UNH Faculty Senate
Motion on Smoking Policy
UNH FACULTY SENATE
MOTION # VI-M3
1. Faculty Senate committee: Student Affairs Committee
2. Committee chairperson: Jim Farrell
3. Date of Faculty Senate discussion: October 8, 2001.
The chair of the senate's Student Affairs Committee moved that the Faculty Senate accept the senate committee's recommendations and forward them to the UNH Smoking Policy Task Force. (See attached recommendations.)
5. Senate Action: passed unanimously on 10/8/01.
Chair's verification: Dan Reid on 10/11/01
Forwarded to: President Joan Leitzel on 10/11/01
The Student Affairs Committee of the Senate has reviewed the Draft UNH Smoking Policy prepared by the UNH Smoking Policy Task Force, and sent to the Senate by the President.

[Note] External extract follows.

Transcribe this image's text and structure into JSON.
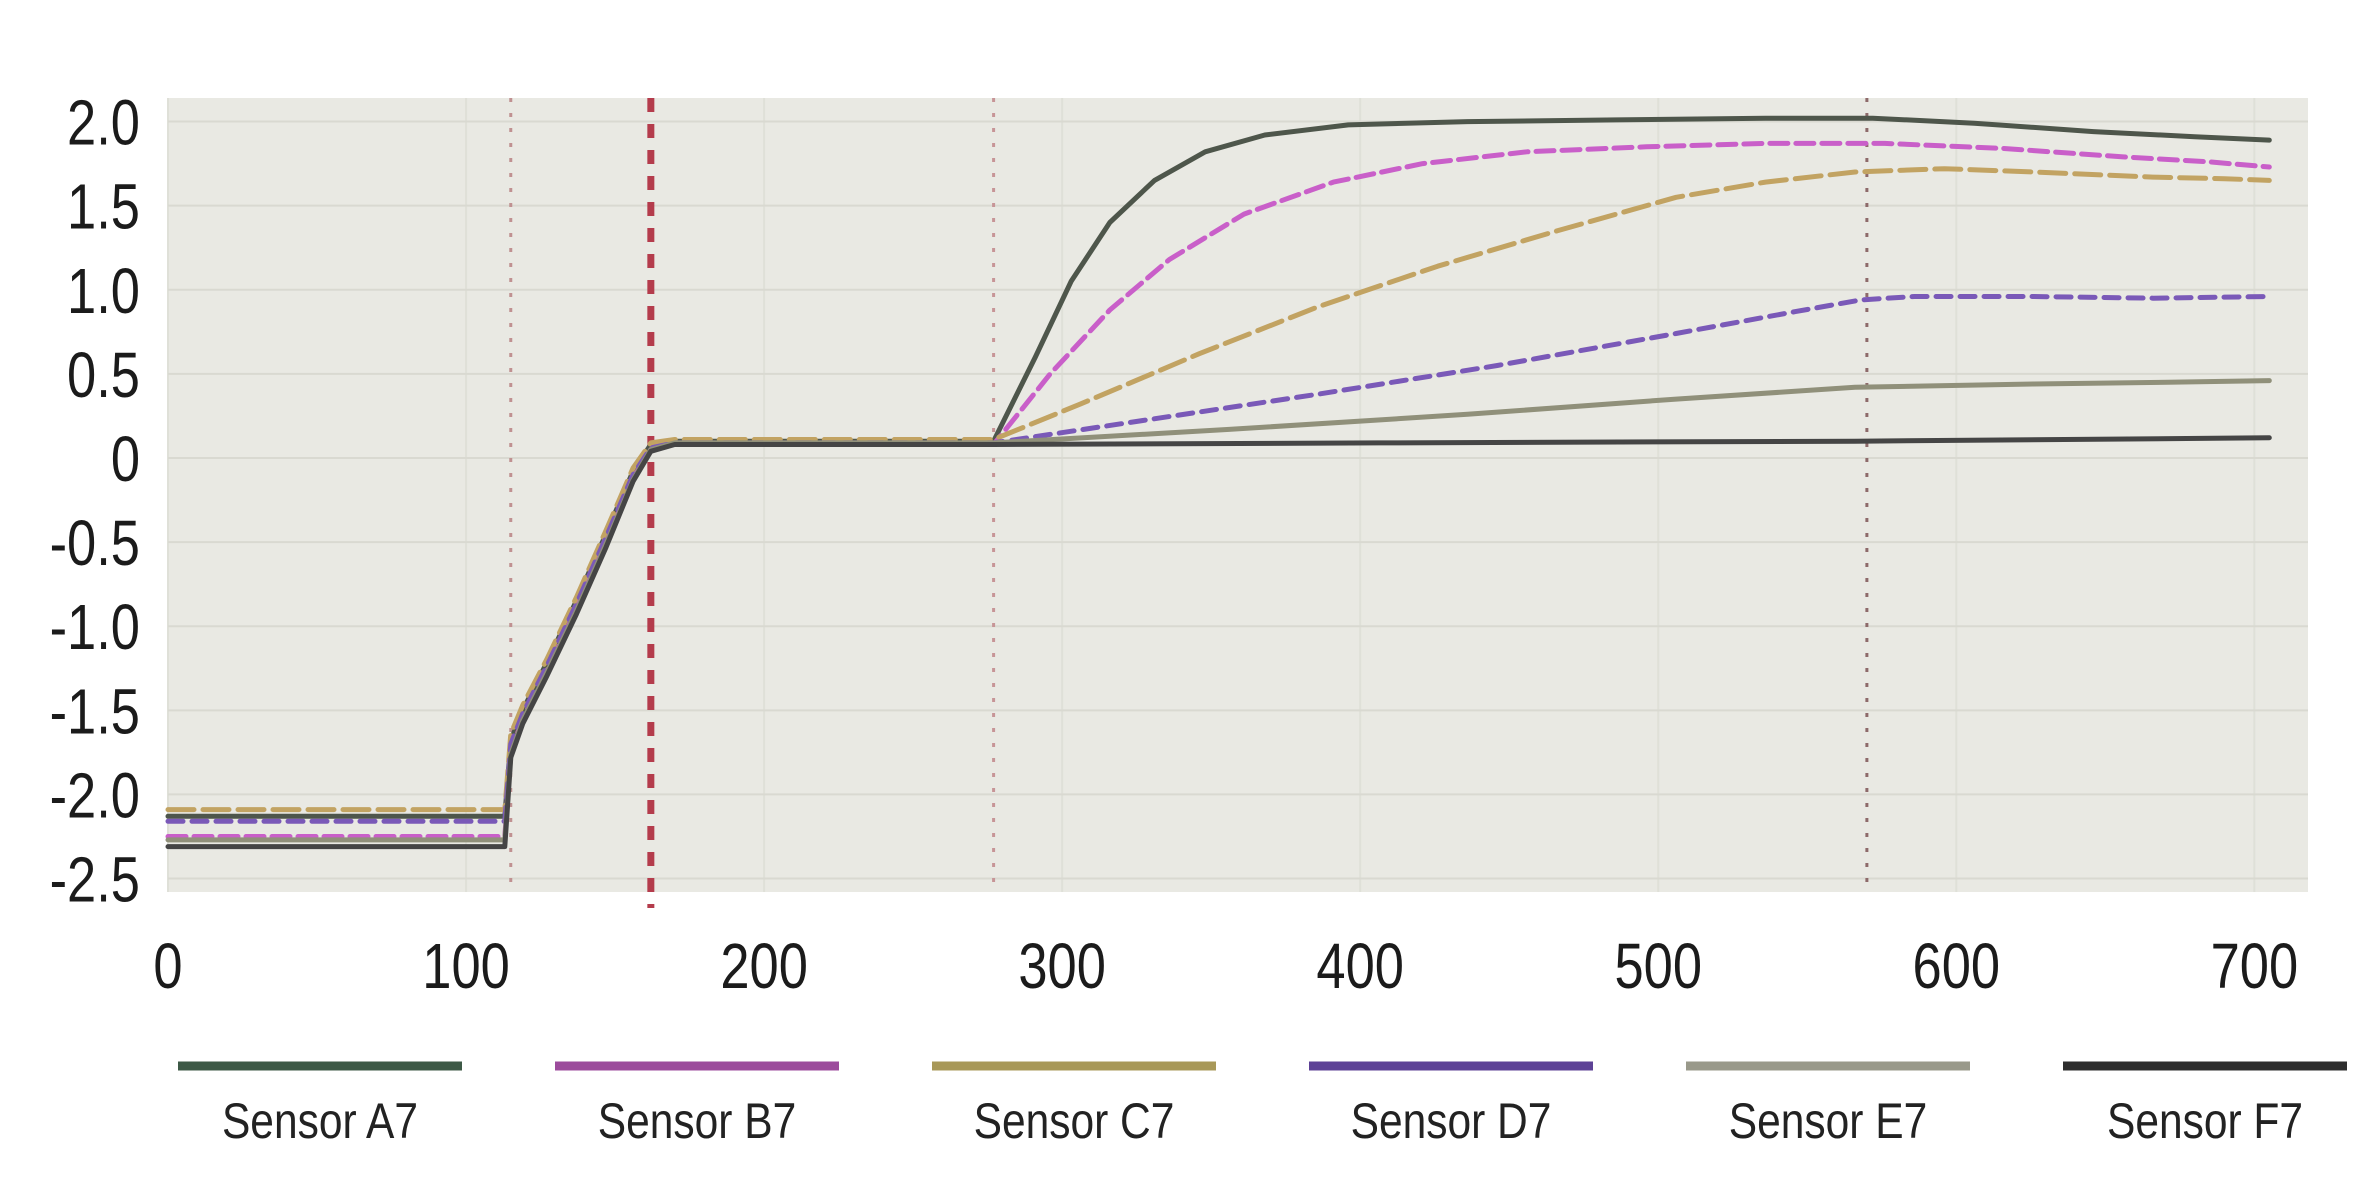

The Student Affairs Committee recommends that the Senate NOT approve the draft in its current form. Our reasons follow.
There are inconsistencies in the language of the policy. It is titled a "smoking" policy, but the language of the draft policy expands that purview to include "the non-use of tobacco products." The committee could not determine whether the policy was intended to discourage or expressly prohibit use of smokeless tobacco products.
The policy, in effect, does what it claims it will not do. While the policy announces that "our goal is a smoke-free community without stigmatizing our faculty, staff, and students who smoke," at the same time it also articulates a presumption in favor of "smoke-free air" even in many outdoor areas of the campus. The prohibition of smoking within 20 feet of a building, and the inclusion of areas such as "bus stops," outdoor "service lines," and "courtyards," in effect so marginalize smokers as to defeat the goal of "not stigmatizing" those who smoke.
The expansion of "non-smoking" areas seems excessive. Inclusion of "bus stops" for instance, as well as creation of 20-foot non-smoking buffer zones around buildings, seems both exceptionally restrictive, and impossible to enforce. Of particular concern to the committee was the inclusion of "Forest Park" apartments in the "non-smoking" areas. These apartments, which are the private residences for married graduate students, for many international students, and some UNH faculty, ought to be beyond the surveillance of the smoking policy. Moreover, since many international students may have differing views about smoking, the policy seems contrary to our widely professed ideas about tolerance of diversity. In addition, implementation of the policy may violate current lease agreements at Forest Park that permit smoking.
The proposed policy enlists "All members of the UNH community" in the surveillance and reporting of smoking policy violations. The likely reluctance of many students, faculty members, and staff to act in this regard toward fellow members of the community will make the policy ineffective and essentially unenforceable.
In particular, the policy assigns to "Deans, Directors, and Department Heads [Department Chairpersons]" the enforcement duty and police function of assuring "that rooms, facilities, or other areas under their jurisdiction are controlled as 'non-smoking' areas as appropriate." We view this as an unnecessary and unwelcome expansion of the surveillance role of administrators and supervisors over the employees and students in their charge.
In the view of the attorney for the AAUP, "a new smoking policy that is discretionary, rather than a response to legal requirements, is a change in terms and conditions of employment that cannot be unilaterally imposed on tenure-track faculty. To the extent a new policy would apply to our bargaining unit, it's a bargainable issue."
The policy does not indicate whether the University intends to sell any holdings it may have in tobacco company stock.